El ejército israelí ha revelado un plan para trasladar a la población civil palestina del norte de la Franja de Gaza hacia el sur, una medida que precede a una nueva ofensiva militar en la ciudad de Gaza. El anuncio no especifica un cronograma, pero se produce en medio de una intensificación de las operaciones en barrios como Zeitoun y Shejaiya.
El Primer Ministro de Israel, Benjamín Netanyahu, ha descrito la ciudad de Gaza como el «último bastión» del grupo militante Hamás y ha asegurado que los palestinos serán reubicados en «zonas seguras». Por su parte, el Ministro de Defensa, Israel Katz, afirmó que se encuentran en la fase final de las discusiones para concretar el plan de ofensiva.
En un intento por aliviar la grave crisis humanitaria, la agencia militar israelí COGAT informó que el suministro de tiendas de campaña y otros equipos de refugio se reanudará en Gaza. Estos materiales serán distribuidos por la ONU y organizaciones de ayuda internacionales, tras una inspección por parte del Ministerio de Defensa de Israel en el cruce de Kerem Shalom.
Mientras el gobierno israelí se prepara para esta nueva fase de la guerra, un grupo que representa a las familias de los rehenes en Gaza ha convocado a los ciudadanos a una manifestación este domingo. El objetivo es presionar por un acuerdo que ponga fin a la guerra y logre la liberación de los rehenes restantes.

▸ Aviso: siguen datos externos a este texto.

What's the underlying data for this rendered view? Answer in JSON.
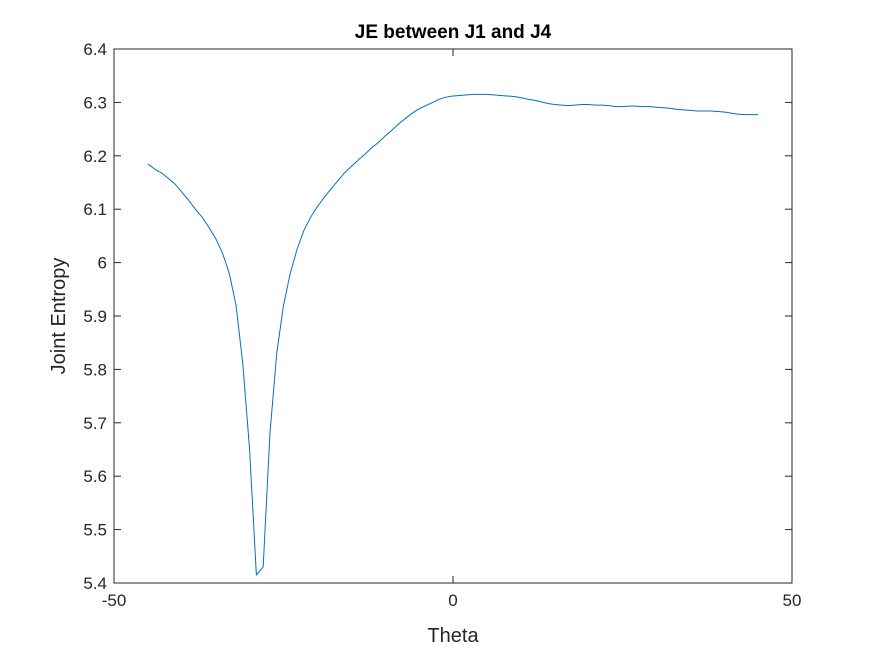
{
  "chart_data": {
    "type": "line",
    "title": "JE between J1 and J4",
    "xlabel": "Theta",
    "ylabel": "Joint Entropy",
    "xlim": [
      -50,
      50
    ],
    "ylim": [
      5.4,
      6.4
    ],
    "xticks": [
      -50,
      0,
      50
    ],
    "xtick_labels": [
      "-50",
      "0",
      "50"
    ],
    "yticks": [
      5.4,
      5.5,
      5.6,
      5.7,
      5.8,
      5.9,
      6.0,
      6.1,
      6.2,
      6.3,
      6.4
    ],
    "ytick_labels": [
      "5.4",
      "5.5",
      "5.6",
      "5.7",
      "5.8",
      "5.9",
      "6",
      "6.1",
      "6.2",
      "6.3",
      "6.4"
    ],
    "grid": false,
    "box": true,
    "series": [
      {
        "color": "#0072BD",
        "x": [
          -45,
          -44,
          -43,
          -42,
          -41,
          -40,
          -39,
          -38,
          -37,
          -36,
          -35,
          -34,
          -33,
          -32,
          -31,
          -30,
          -29,
          -28,
          -27,
          -26,
          -25,
          -24,
          -23,
          -22,
          -21,
          -20,
          -19,
          -18,
          -17,
          -16,
          -15,
          -14,
          -13,
          -12,
          -11,
          -10,
          -9,
          -8,
          -7,
          -6,
          -5,
          -4,
          -3,
          -2,
          -1,
          0,
          1,
          2,
          3,
          4,
          5,
          6,
          7,
          8,
          9,
          10,
          11,
          12,
          13,
          14,
          15,
          16,
          17,
          18,
          19,
          20,
          21,
          22,
          23,
          24,
          25,
          26,
          27,
          28,
          29,
          30,
          31,
          32,
          33,
          34,
          35,
          36,
          37,
          38,
          39,
          40,
          41,
          42,
          43,
          44,
          45
        ],
        "y": [
          6.185,
          6.175,
          6.168,
          6.158,
          6.147,
          6.132,
          6.117,
          6.1,
          6.085,
          6.066,
          6.045,
          6.018,
          5.98,
          5.92,
          5.81,
          5.65,
          5.415,
          5.43,
          5.68,
          5.83,
          5.92,
          5.98,
          6.025,
          6.06,
          6.085,
          6.105,
          6.122,
          6.138,
          6.153,
          6.168,
          6.18,
          6.192,
          6.203,
          6.215,
          6.225,
          6.237,
          6.248,
          6.26,
          6.27,
          6.28,
          6.288,
          6.294,
          6.3,
          6.306,
          6.31,
          6.312,
          6.313,
          6.314,
          6.315,
          6.315,
          6.315,
          6.314,
          6.313,
          6.312,
          6.311,
          6.309,
          6.306,
          6.304,
          6.301,
          6.298,
          6.296,
          6.295,
          6.294,
          6.295,
          6.296,
          6.296,
          6.295,
          6.295,
          6.294,
          6.292,
          6.292,
          6.293,
          6.293,
          6.292,
          6.292,
          6.291,
          6.29,
          6.289,
          6.287,
          6.286,
          6.285,
          6.284,
          6.284,
          6.284,
          6.283,
          6.282,
          6.28,
          6.278,
          6.277,
          6.277,
          6.277
        ]
      }
    ]
  }
}
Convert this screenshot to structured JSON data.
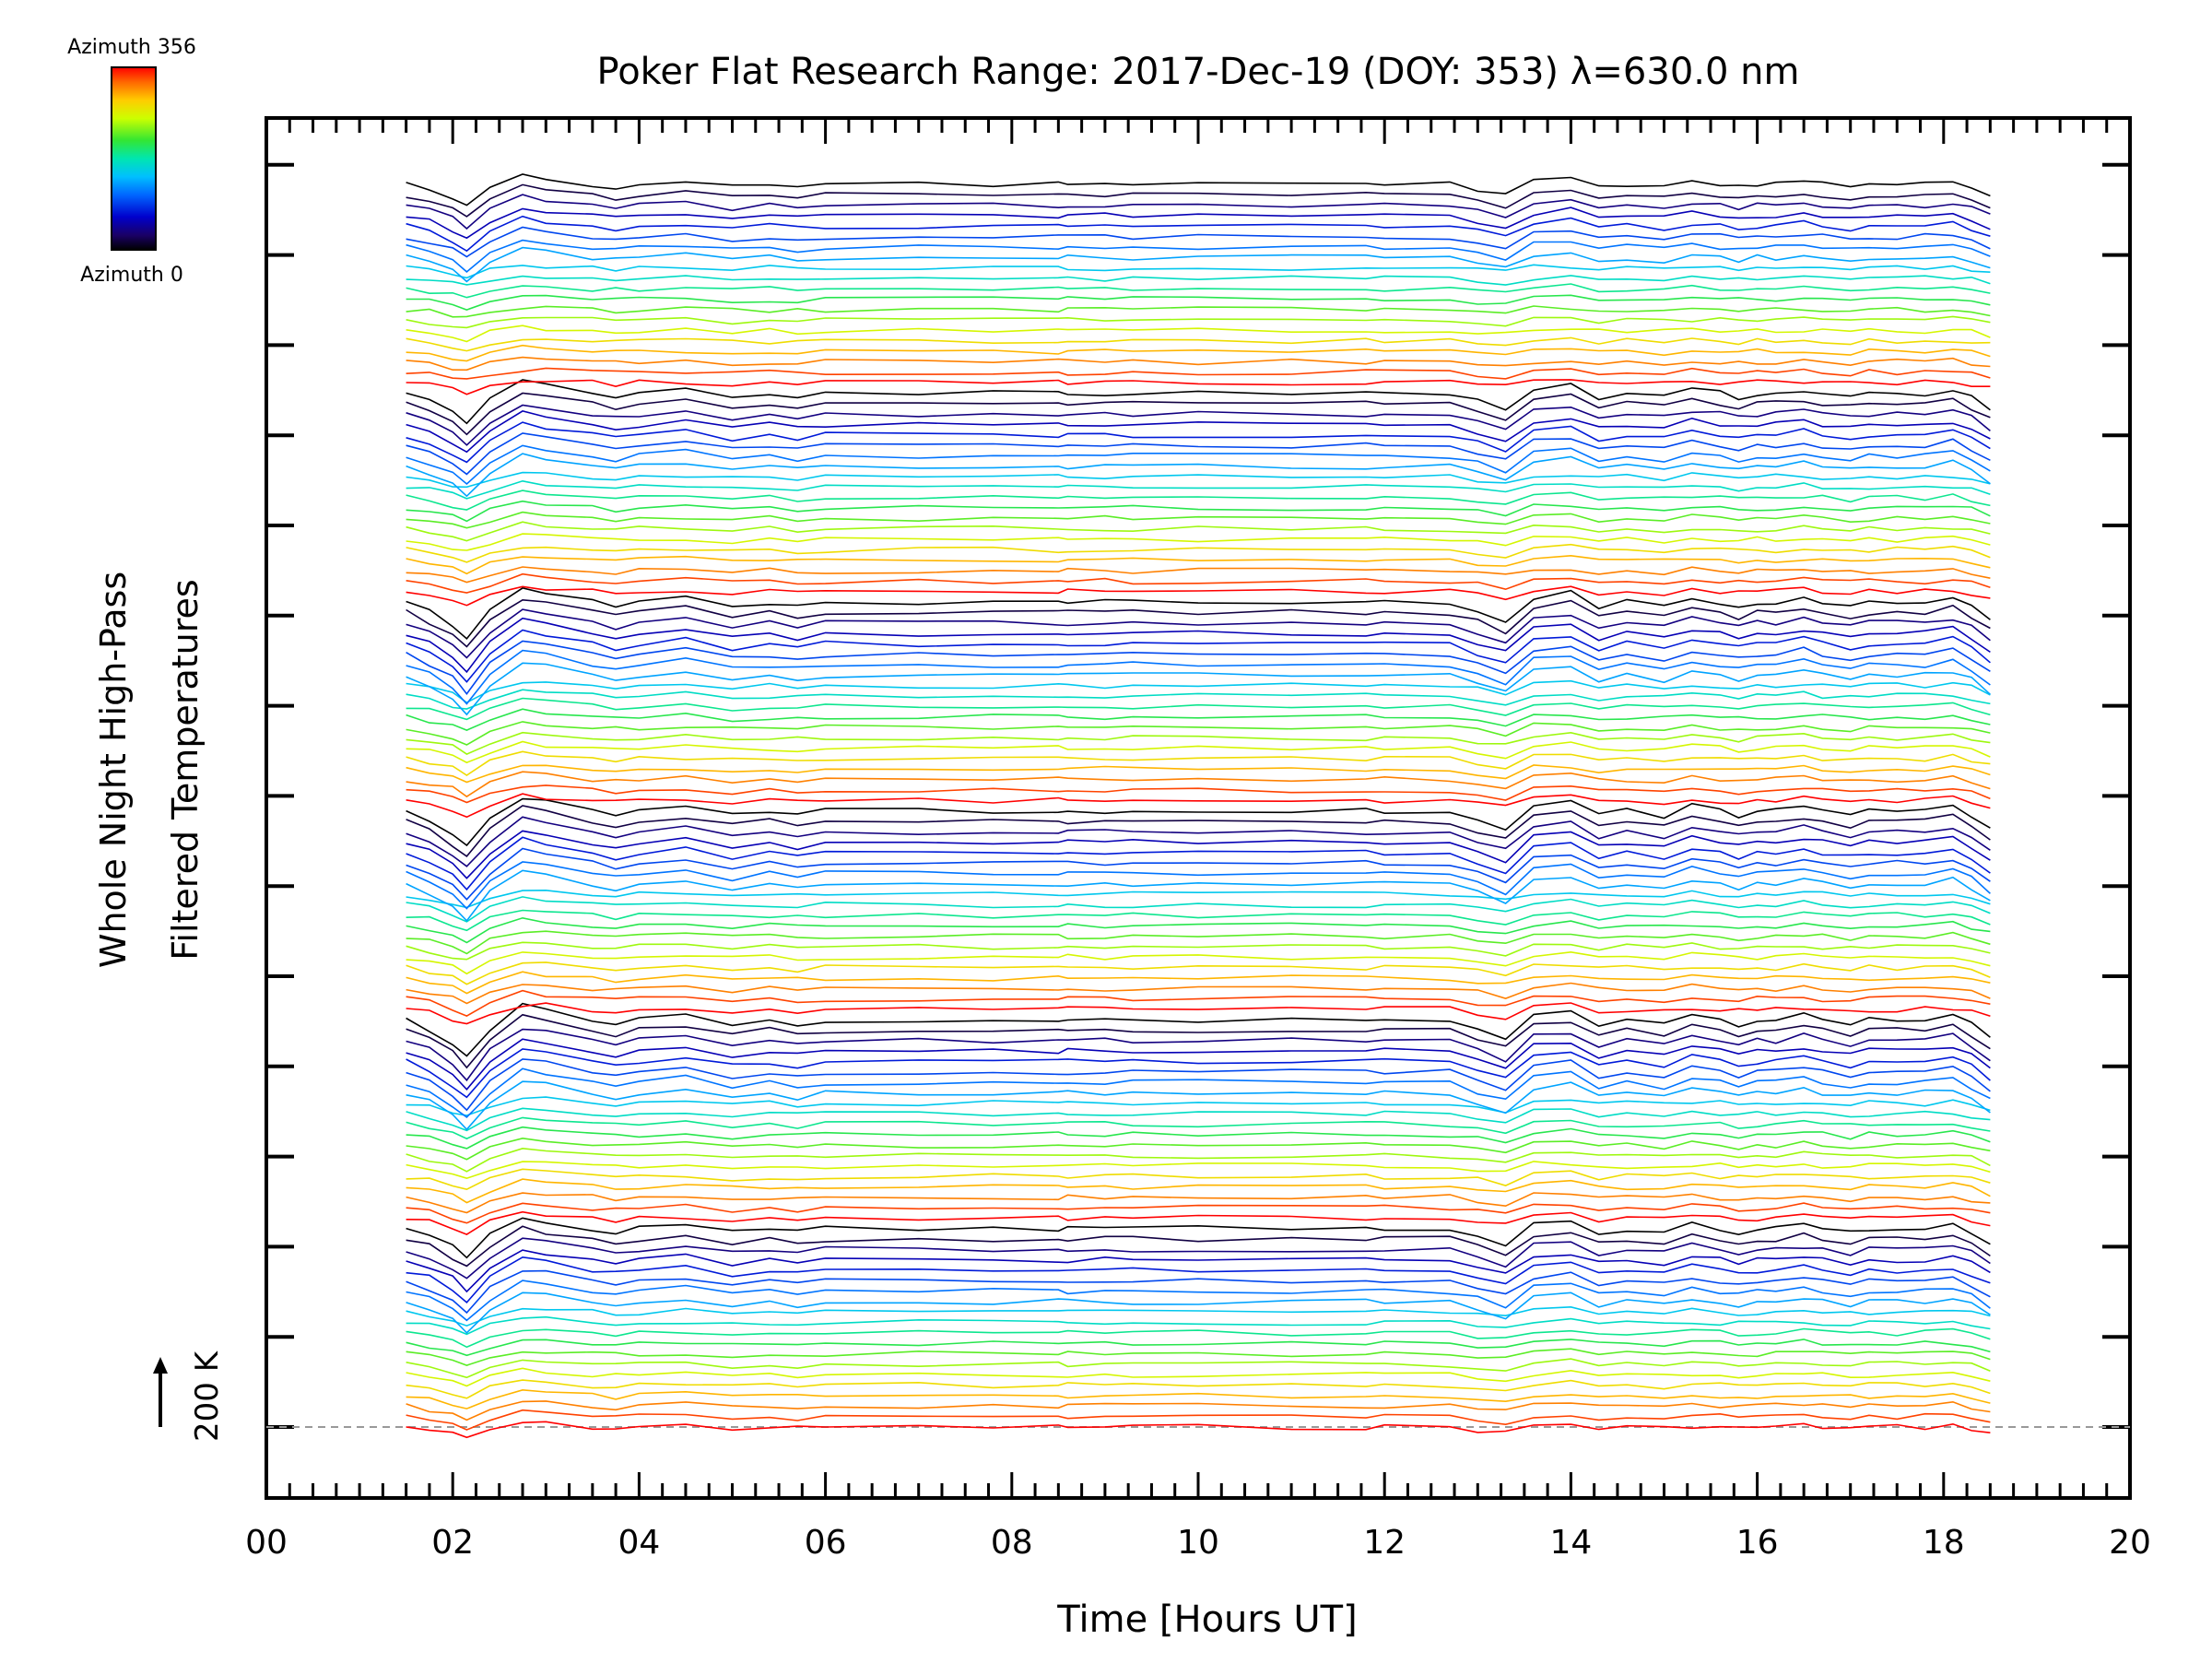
{
  "chart_data": {
    "type": "line",
    "title": "Poker Flat Research Range: 2017-Dec-19 (DOY: 353) λ=630.0 nm",
    "xlabel": "Time [Hours UT]",
    "ylabel_line1": "Whole Night High-Pass",
    "ylabel_line2": "Filtered Temperatures",
    "scale_label": "200 K",
    "scale_k": 200,
    "xlim": [
      0,
      20
    ],
    "x_tick_labels": [
      "00",
      "02",
      "04",
      "06",
      "08",
      "10",
      "12",
      "14",
      "16",
      "18",
      "20"
    ],
    "colorbar": {
      "top_label": "Azimuth 356",
      "bottom_label": "Azimuth 0",
      "colormap": "rainbow",
      "range": [
        0,
        356
      ]
    },
    "grid": false,
    "legend": "colorbar top-left",
    "description_of_series": "Stacked traces (one per azimuth, color-coded by azimuth 0-356), vertically offset; each trace is a whole-night high-pass filtered temperature time series from ~01.5 to ~18.5 UT.",
    "series_count": 120,
    "x": [
      1.5,
      1.75,
      2.0,
      2.15,
      2.4,
      2.75,
      3.0,
      3.5,
      3.75,
      4.0,
      4.5,
      5.0,
      5.4,
      5.7,
      6.0,
      7.0,
      7.8,
      8.5,
      8.6,
      9.0,
      9.3,
      10.0,
      11.0,
      11.8,
      12.0,
      12.7,
      13.0,
      13.3,
      13.6,
      14.0,
      14.3,
      14.6,
      15.0,
      15.3,
      15.6,
      15.8,
      16.0,
      16.2,
      16.5,
      16.7,
      17.0,
      17.2,
      17.5,
      17.8,
      18.1,
      18.3,
      18.5
    ],
    "base_pattern": [
      0,
      2,
      5,
      8,
      2,
      -3,
      -2,
      0,
      1,
      0,
      -1,
      1,
      0,
      1,
      0,
      0,
      0,
      0,
      0,
      0,
      0,
      0,
      0,
      0,
      0,
      0,
      2,
      4,
      -1,
      -2,
      1,
      0,
      1,
      -1,
      0,
      1,
      0,
      0,
      -1,
      0,
      1,
      0,
      0,
      0,
      -1,
      1,
      4
    ],
    "bands": [
      {
        "amp": 4
      },
      {
        "amp": 5
      },
      {
        "amp": 5
      },
      {
        "amp": 5
      },
      {
        "amp": 4
      },
      {
        "amp": 3
      },
      {
        "amp": 2
      }
    ]
  }
}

El 7 de octubre de 2023, 251 personas fueron tomadas como rehenes en los ataques de Hamás contra el sur de Israel, que también causaron la muerte de unas 1.200 personas. Las autoridades israelíes estiman que, de los 50 rehenes que aún permanecen en Gaza, solo 20 continúan con vida.
Por su parte, la ofensiva israelí en la Franja de Gaza ha cobrado la vida de más de 61.000 palestinos, según el Ministerio de Salud de Gaza dirigido por Hamás. Estudios independientes han indicado que el número real de víctimas podría ser considerablemente mayor.